184	tests_end cleans up the mess that tests_begin made.
185
186	When writing your own utility functions you will probably want to use
187	the setup("task") macro so that any uses of ok() and other macros
188	don't count as actual test cases run, but do report errors when they
189	fail.
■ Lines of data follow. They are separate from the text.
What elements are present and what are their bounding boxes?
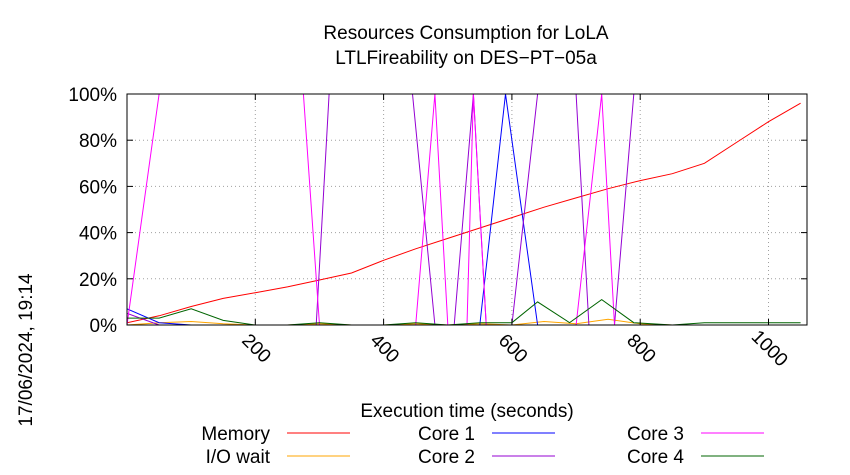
chart-title: Resources Consumption for LoLA [323, 23, 608, 44]
y-tick-label: 20% [79, 270, 117, 291]
legend-label-i-o-wait: I/O wait [206, 447, 271, 468]
grid-lines [127, 94, 807, 325]
legend-label-memory: Memory [201, 424, 270, 445]
series-lines [126, 93, 801, 326]
plot-border [126, 93, 808, 326]
y-tick-label: 100% [68, 85, 117, 106]
legend-label-core-1: Core 1 [418, 424, 475, 445]
legend-label-core-3: Core 3 [627, 424, 684, 445]
x-tick-label: 600 [494, 330, 531, 367]
x-tick-label: 800 [622, 330, 659, 367]
x-tick-label: 1000 [747, 326, 792, 371]
legend-label-core-4: Core 4 [627, 447, 684, 468]
y-tick-label: 40% [79, 224, 117, 245]
y-tick-label: 60% [79, 177, 117, 198]
x-tick-label: 200 [237, 330, 274, 367]
legend-label-core-2: Core 2 [418, 447, 475, 468]
x-tick-label: 400 [366, 330, 403, 367]
series-line-core-2 [126, 93, 801, 326]
timestamp-label: 17/06/2024, 19:14 [16, 273, 37, 427]
series-line-core-4 [127, 298, 801, 326]
y-tick-label: 0% [90, 316, 118, 337]
x-axis-label: Execution time (seconds) [360, 401, 573, 422]
chart-subtitle: LTLFireability on DES−PT−05a [335, 48, 597, 69]
axis-ticks: 0% 20% 40% 60% 80% 100% 200 400 600 800 1000 [68, 85, 807, 371]
y-tick-label: 80% [79, 131, 117, 152]
series-line-memory [126, 102, 801, 324]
Here is an example of how tests_end() does this:
190
191	int
192	tests_end(int result)
193	{
194	setup("tests_end");
195	/* Restore previous cwd and remove scratch dir. */
196	return (ok_unix(fchdir(current_dir), "fchdir") &&
197	ok_unix(close(current_dir), "close") &&
198	ok_unix(rmdir_recursive(scratch_dir), "rmdir_recursive"));
199	}
200
201	Setup cases all tests unil the end of the current funtion to not count
202	against your test cases test count and they output nothing if they
203	succeed.
204
205	There is also a simple utility header called "testcssm.h" which
206	currently defines cssm_attach and cssm_detach functions for loading
207	and initializing cssm and loading a module.